Лёд и порох (Алева) - страница 109

— А второе что?

Я кратко изложила и дальше выслушивала многоэтажный мат в адрес всех задействованных лиц.

В библиотеку она заходила, хищно глядя на жертву. Бедняга Тюхтяев, он даже не сразу понял, чем это чревато.

— Михаил Борисович, дорогой, у Вас голова болит?

— Бывает.

— А вот здесь? — нажала на несколько точек, от чего мой бывший жених посерел.

— Странно, я не рассмотрела этого на снимке. — пробормотала она и резко выбежала к себе.

По-моему, у Хакаса откладывается романтика.

Я нашла сестру стоящей на подоконнике гостиной с приложенными к окну снимками.

— И ведь была уверена, что это дефект пленки или осколок кости… — мычала она, рассматривая очередное мутное пятно на карточке. — Ну и ладушки, скальпели все равно одинаковые. — она наклонила голову и громко крикнула. — МихалБорисыч, не ужинайте сегодня!

* * *

В этот раз дело не очень заладилось с самого начала. Под веком обнаружилась капсула с гноем. Я перепугалась, что это и был сам глаз, но Люська постепенно докопалась до чуть деформированного глазного яблока, обнажила тонкую щепку, уже практически сросшуюся с мягкими тканями.
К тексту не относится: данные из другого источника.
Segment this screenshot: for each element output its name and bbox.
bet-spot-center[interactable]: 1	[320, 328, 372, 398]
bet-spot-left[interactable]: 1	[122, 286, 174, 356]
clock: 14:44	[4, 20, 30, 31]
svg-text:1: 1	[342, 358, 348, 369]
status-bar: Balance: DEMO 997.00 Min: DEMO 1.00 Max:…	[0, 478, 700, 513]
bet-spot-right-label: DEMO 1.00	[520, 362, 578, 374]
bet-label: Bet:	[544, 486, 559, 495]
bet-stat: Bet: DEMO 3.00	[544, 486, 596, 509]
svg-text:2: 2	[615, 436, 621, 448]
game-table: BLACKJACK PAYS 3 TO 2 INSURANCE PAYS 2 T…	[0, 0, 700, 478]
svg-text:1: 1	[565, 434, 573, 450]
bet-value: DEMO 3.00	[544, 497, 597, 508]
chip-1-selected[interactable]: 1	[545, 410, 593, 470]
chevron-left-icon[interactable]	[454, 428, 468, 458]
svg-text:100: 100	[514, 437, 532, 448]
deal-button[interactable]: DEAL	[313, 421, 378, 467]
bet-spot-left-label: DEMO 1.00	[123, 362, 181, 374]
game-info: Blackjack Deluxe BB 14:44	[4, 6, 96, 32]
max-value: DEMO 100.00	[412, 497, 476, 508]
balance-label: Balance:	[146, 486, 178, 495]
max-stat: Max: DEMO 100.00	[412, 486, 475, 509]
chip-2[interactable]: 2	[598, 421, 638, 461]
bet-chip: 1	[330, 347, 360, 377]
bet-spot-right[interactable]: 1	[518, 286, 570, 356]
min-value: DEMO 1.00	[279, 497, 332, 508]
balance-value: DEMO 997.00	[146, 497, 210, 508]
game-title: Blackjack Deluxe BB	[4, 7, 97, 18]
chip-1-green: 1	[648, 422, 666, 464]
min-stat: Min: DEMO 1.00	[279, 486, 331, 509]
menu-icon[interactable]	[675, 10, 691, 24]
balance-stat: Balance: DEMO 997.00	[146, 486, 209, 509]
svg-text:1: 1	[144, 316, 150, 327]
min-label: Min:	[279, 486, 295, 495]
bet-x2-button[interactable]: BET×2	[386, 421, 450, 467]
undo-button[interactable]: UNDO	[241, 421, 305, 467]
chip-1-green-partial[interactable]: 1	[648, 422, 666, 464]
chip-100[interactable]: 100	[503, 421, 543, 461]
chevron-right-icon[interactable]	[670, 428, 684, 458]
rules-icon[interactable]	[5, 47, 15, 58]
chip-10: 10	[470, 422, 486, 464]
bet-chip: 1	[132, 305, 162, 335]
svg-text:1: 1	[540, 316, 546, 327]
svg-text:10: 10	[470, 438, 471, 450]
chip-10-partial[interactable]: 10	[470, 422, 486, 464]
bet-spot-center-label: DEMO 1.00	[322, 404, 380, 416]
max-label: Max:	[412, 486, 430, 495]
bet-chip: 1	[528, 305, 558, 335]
— Что делать-то? — прошептала я. Сегодня я выполняла роль хорошего собеседника и начинающего анестезиолога.

— Рисковать и молиться.

Медленно-медленно извлекала эту самую щепку, формировала веко, и постоянно всуе поминала Сутягина.

Теперь режим дня Тюхтяева резко изменился — как и всем офтальмологическим больным ему ограничили нагрузки, запретили работу и заперли в четырех стенах. Продержался сутки.

— Ксения Александровна! Что Вы на этот раз сделали?

Поскольку ход операции мы обсуждали вдвоем, то повязка на глазу стала для него неожиданностью.

— Возвращаем Вам симметрию.

— Я очень благодарен, но читать-то почему нельзя?

В конце концов сошлись на часе в день, когда он читает и паре часов, когда читают ему, а он только конспектирует. Вот когда я возненавидела печатное слово. Мама хихикала, вспоминая, как читала мне в детстве, а я требовала еще и еще. Но опять же, теперь мы контактировали дольше обычного.

* * *

— Михаил Борисович! — окликнула я, когда время, отведенное на чтение и работу, закончилось, а сил идти уже не было.

— Да? — он тоже отдыхал в своем кресле.

— Не обижайтесь, но Вы как-то слишком спокойно восприняли факт нашего происхождения. Мы с того дня ни разу об этом не говорили…

— Ксения Александровна, логика учит нас отсекать неправильные объяснения. А Ваша история идеально объясняет многие вопросы. — он улыбнулся. — Вы все очень стараетесь, ну не всегда, конечно, но стараетесь быть похожими на местных, но, если присмотреться, это заметно. Поверхностный взгляд чаще спишет все шероховатости на провинциальность или долгое пребывание за границей, но знания, волю, гибкость ума и кругозор этим не объяснишь.